A faster test, and where it quietly fails
There is a shortcut to the up/down arrows that avoids testing intervals: the derivative test. At an equilibrium y*, look at the slope of f there. If f'(y*) < 0, then f is positive just below y* and negative just above, so arrows point inward — stable. If f'(y*) > 0, arrows point outward — unstable. This is the simplest possible case of linearization about an equilibrium: near y*, the equation behaves like y' = f'(y*) (y - y*), whose tiny deviations decay like e^(f'(y*) t) when f'(y*) is negative and blow up when it is positive.
But be honest about the gap in this shortcut. When f'(y*) = 0 the linear test says nothing at all — the linear part is flat, and the verdict hangs on the higher-order shape of f. The semistable case y' = (y - 2)^2 is exactly this: f'(2) = 0, yet the point is decidedly semistable. The lesson, which echoes a deep theorem you will meet later for higher dimensions, is that linearization is trustworthy only at a hyperbolic equilibrium — one where the linear slope is nonzero.
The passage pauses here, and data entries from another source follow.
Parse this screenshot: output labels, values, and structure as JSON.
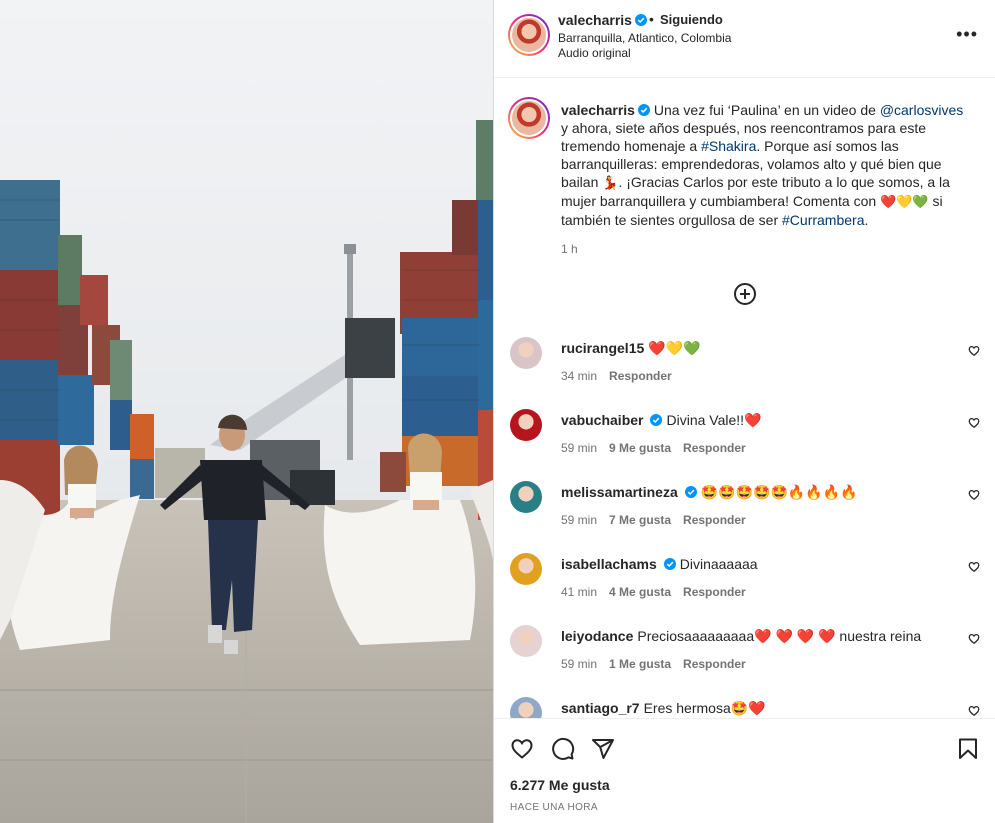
{
  "post": {
    "author": "valecharris",
    "follow_status": "Siguiendo",
    "location": "Barranquilla, Atlantico, Colombia",
    "audio": "Audio original",
    "more_icon": "•••"
  },
  "caption": {
    "author": "valecharris",
    "part1": "Una vez fui ‘Paulina’ en un video de ",
    "mention": "@carlosvives",
    "part2": " y ahora, siete años después, nos reencontramos para este tremendo homenaje a ",
    "hashtag1": "#Shakira",
    "part3": ". Porque así somos las barranquilleras: emprendedoras, volamos alto y qué bien que bailan ",
    "dance_emoji": "💃",
    "part4": ". ¡Gracias Carlos por este tributo a lo que somos, a la mujer barranquillera y cumbiambera! Comenta con ",
    "hearts": "❤️💛💚",
    "part5": " si también te sientes orgullosa de ser ",
    "hashtag2": "#Currambera",
    "part6": ".",
    "time": "1 h"
  },
  "comments": [
    {
      "user": "rucirangel15",
      "text": "❤️💛💚",
      "time": "34 min",
      "likes": "",
      "reply": "Responder",
      "avatar_color": "#d9c4c8",
      "verified": false
    },
    {
      "user": "vabuchaiber",
      "text": "Divina Vale!!❤️",
      "time": "59 min",
      "likes": "9 Me gusta",
      "reply": "Responder",
      "avatar_color": "#b5161d",
      "verified": true
    },
    {
      "user": "melissamartineza",
      "text": "🤩🤩🤩🤩🤩🔥🔥🔥🔥",
      "time": "59 min",
      "likes": "7 Me gusta",
      "reply": "Responder",
      "avatar_color": "#2a7f86",
      "verified": true
    },
    {
      "user": "isabellachams",
      "text": "Divinaaaaaa",
      "time": "41 min",
      "likes": "4 Me gusta",
      "reply": "Responder",
      "avatar_color": "#e0a020",
      "verified": true
    },
    {
      "user": "leiyodance",
      "text": "Preciosaaaaaaaaa❤️ ❤️ ❤️ ❤️ nuestra reina",
      "time": "59 min",
      "likes": "1 Me gusta",
      "reply": "Responder",
      "avatar_color": "#e6d2d2",
      "verified": false
    },
    {
      "user": "santiago_r7",
      "text": "Eres hermosa🤩❤️",
      "time": "",
      "likes": "",
      "reply": "",
      "avatar_color": "#8fa8c8",
      "verified": false
    }
  ],
  "footer": {
    "likes": "6.277 Me gusta",
    "ago": "HACE UNA HORA"
  },
  "colors": {
    "link": "#00376b",
    "verified": "#0095f6",
    "muted": "#737373",
    "text": "#262626"
  }
}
At a degenerate point, throw away the shortcut and go back to the actual sign of f on each side.
When a knob changes the picture: a first taste of bifurcation
The real power shows when your model carries a parameter — a fishing quota, a drug dose, a control gain. Take a logistic fishery with constant harvesting: y' = r y (1 - y/K) - h, where h is the catch rate. For small h the right side still has two zeros, a high stable population and a low unstable threshold. As you crank h up, those two equilibria slide toward each other, collide, and vanish. Past that critical h the parabola never reaches zero, no equilibrium survives, and y crashes to zero no matter where you started — the fishery collapses suddenly, not gradually.
That qualitative jolt — equilibria appearing, merging, or changing stability as a parameter passes a threshold — is a bifurcation, and the phase line is the cleanest possible window onto it. Stack the phase lines for many values of h side by side and you get a bifurcation diagram, a map of fate versus parameter. This is your first encounter with bifurcation, the seam where smooth tuning produces an abrupt change in behaviour, and where 'stability without solving' pays off most: you would never have spotted the sudden collapse by staring at any single formula.
- Write the equation as y' = f(y) and confirm it is autonomous — no t on the right.
- Solve f(y) = 0 for every equilibrium y*; mark each as a dot on a vertical y-line.
- Test the sign of f(y) in each interval between dots; draw an up arrow where f > 0, a down arrow where f < 0.
- Classify each equilibrium from its surrounding arrows: both inward is a stable sink, both outward an unstable source, agreeing arrows a semistable point.
- If a parameter is present, repeat for several of its values and watch for equilibria colliding or flipping — that is a bifurcation.